L’Automobile Club de France, avec l’appui du Roi d’Espagne Alphonse XIII, fervent amateur du sport automobile, décide d’organiser la plus grande course

de l’année : de Paris à Madrid en plusieurs étapes, dont la première serait Bordeaux. L’engouement fut exceptionnel : 37 marques dont 5 étrangères, 275 inscrits, 221 partants. Certains furent écartés pour des raisons bizarres : un jeune et brillant technicien de 22 ans se vit refuser le départ, car sa voiture fut jugée trop basse, avec une colonne de direction trop inclinée. Ce jeune homme s’appelait Ettore Bugatti.

Le départ fut donné devant 300 000 personnes. Louis Renault partit troisième, prit rapidement la tête de la course ; son frère Marcel en soixantième position eut beaucoup de difficultés pour progresser, car il avait de nombreux concurrents à dépasser. En rattrapant la voiture qui le précédait, la poussière lui cacha un virage et ce fut la catastrophe. Les accidents graves vont se succéder, si bien qu’au bout de quelques heures 6 conducteurs ou mécaniciens étaient morts ou très gravement blessés. Dès que les instances de direction en eurent connaissance, la course fut arrêtée.

C’est ainsi que se termina la dernière grande course de ville à ville du début du siècle, et qu’il fallu inventer de nouvelles formes de compétition pour cette industrie naissante.

Cet ouvrage, comme le précédent, Paris Berlin, nous font revivre ces grandes compétitions de l’intérieur, mais ce qui est le plus remarquable, le plus savoureux, c’est que ces événements sont évoqués à partir d’articles de presse ou de revues spécialisées de l’époque. Il est très réjouissant de lire la prose des journalistes et des écrivains qui s’émerveillent devant les progrès de la technique ou le courage des conducteurs. Une fois que l’on a mis le nez, il est difficile d’en sortir.


Ces livres ont retrouvé leur place dans les rayons de notre bibliothèque, si vous souhaitez partager le même bonheur ils sont à votre disposition.

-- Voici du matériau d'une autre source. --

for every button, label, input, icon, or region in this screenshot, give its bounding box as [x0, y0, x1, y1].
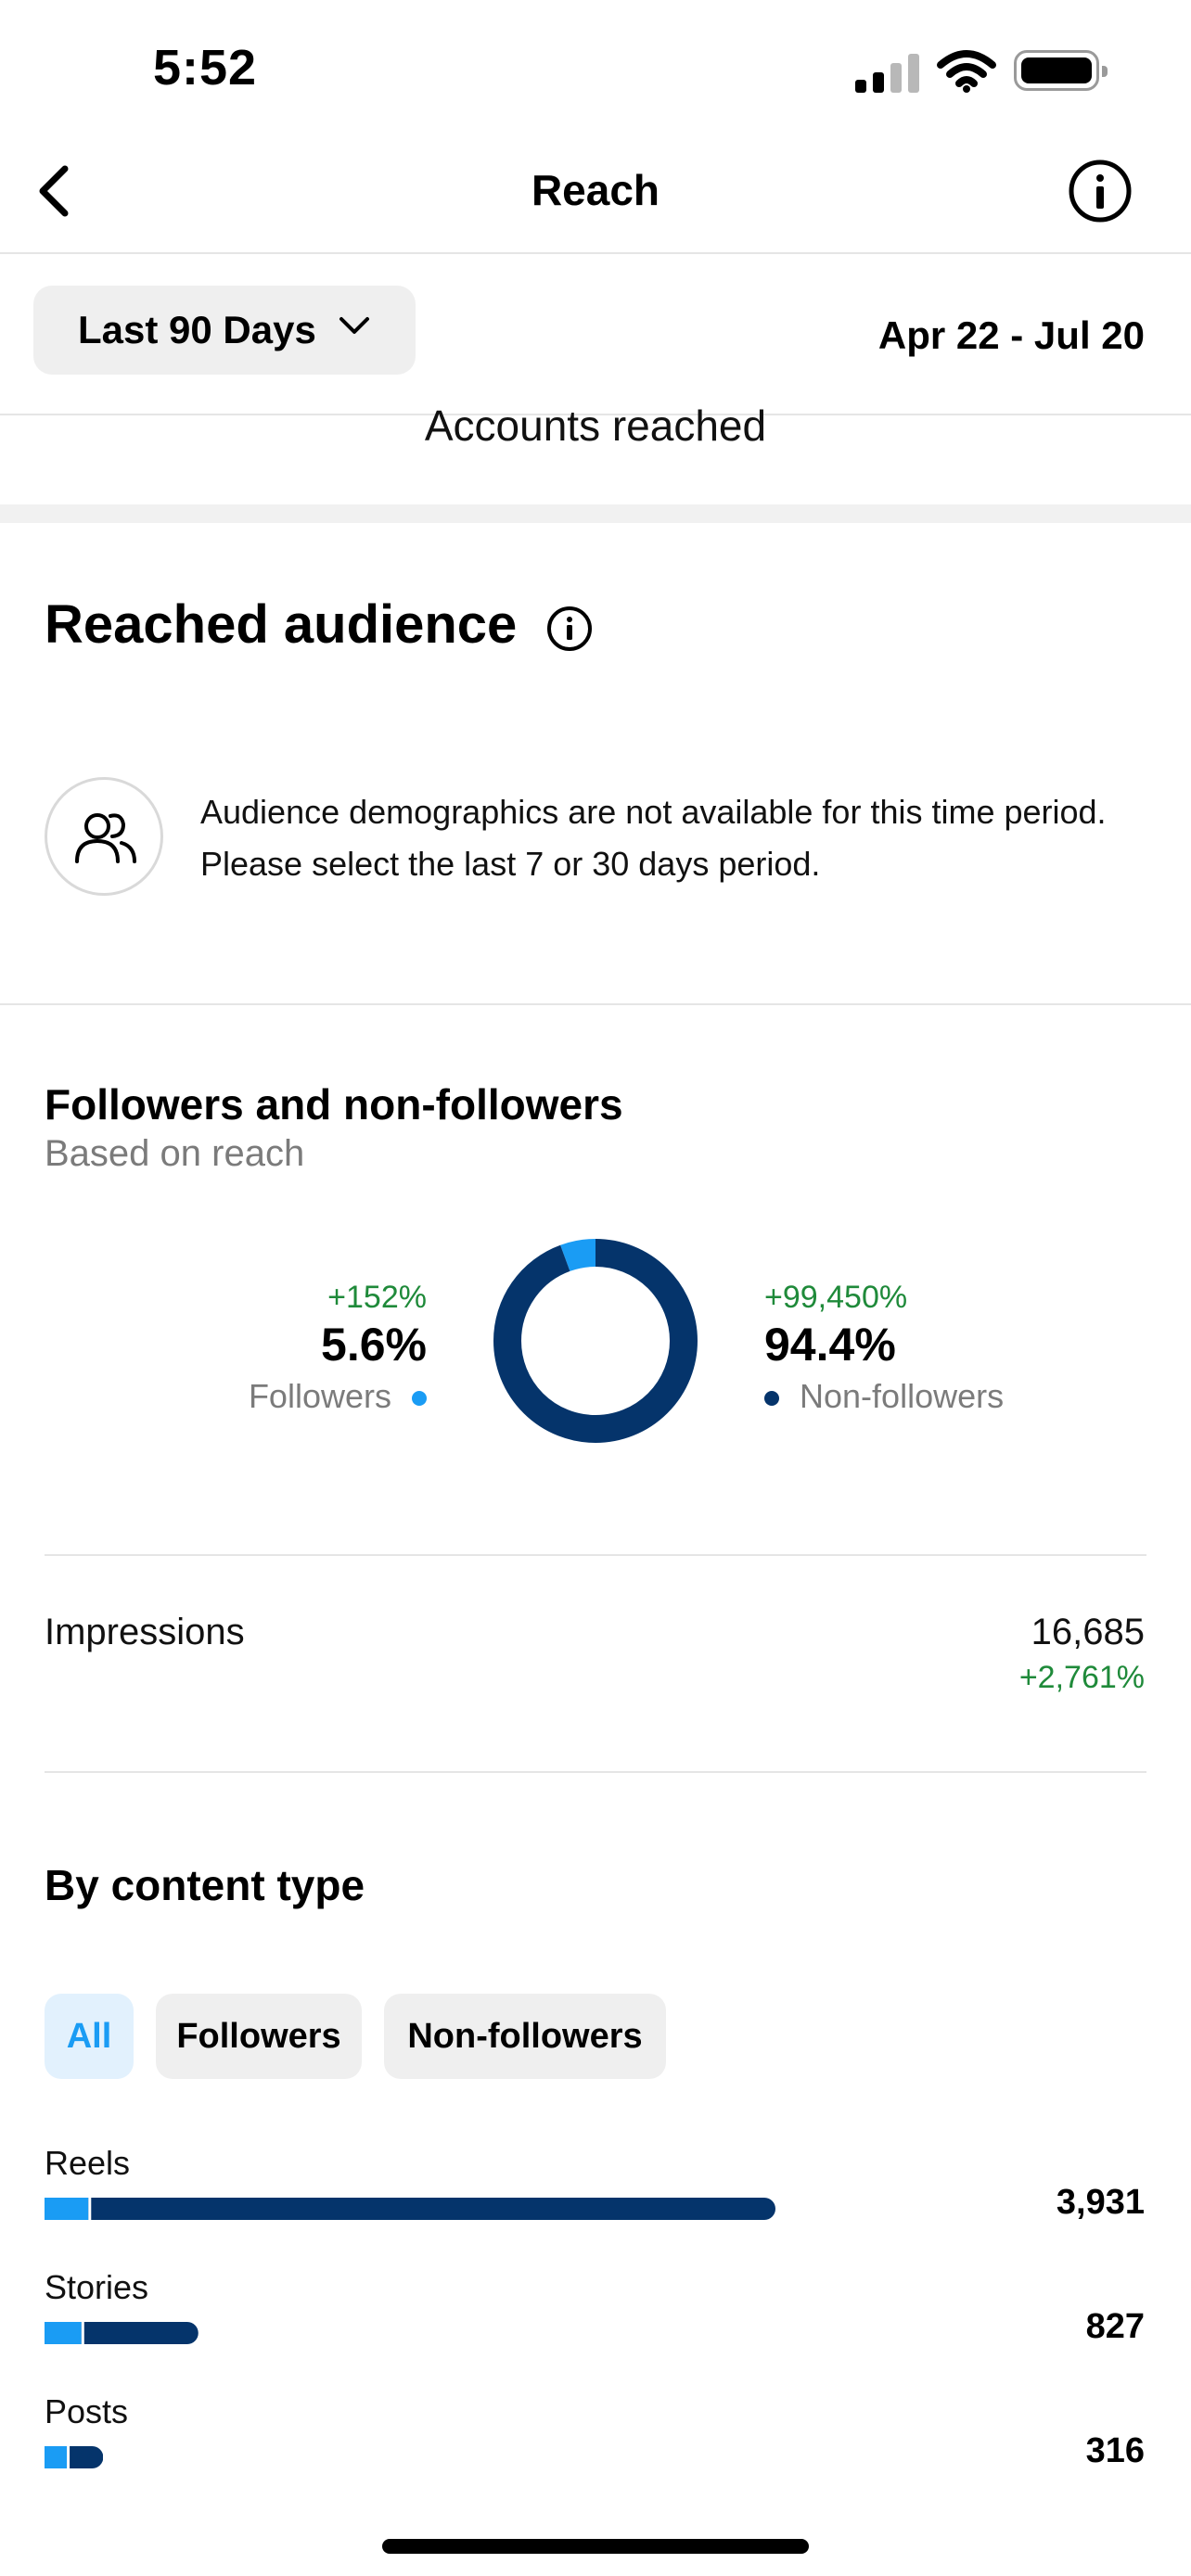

1 - LES COURSES AUTOMOBILES DES ANNÉES 1900
      PARIS BERLIN & PARIS MADRID : Ces deux ouvrages de Jean-Robert Dulier des années 60, avaient peut-être honoré notre bibliothèque, mais avaient disparu depuis bien longtemps. Deux exemplaires ont été retrouvés chez un bouquiniste, ce qui m’a permis de connaître ces deux aventures qui ont grandement marqué Renault.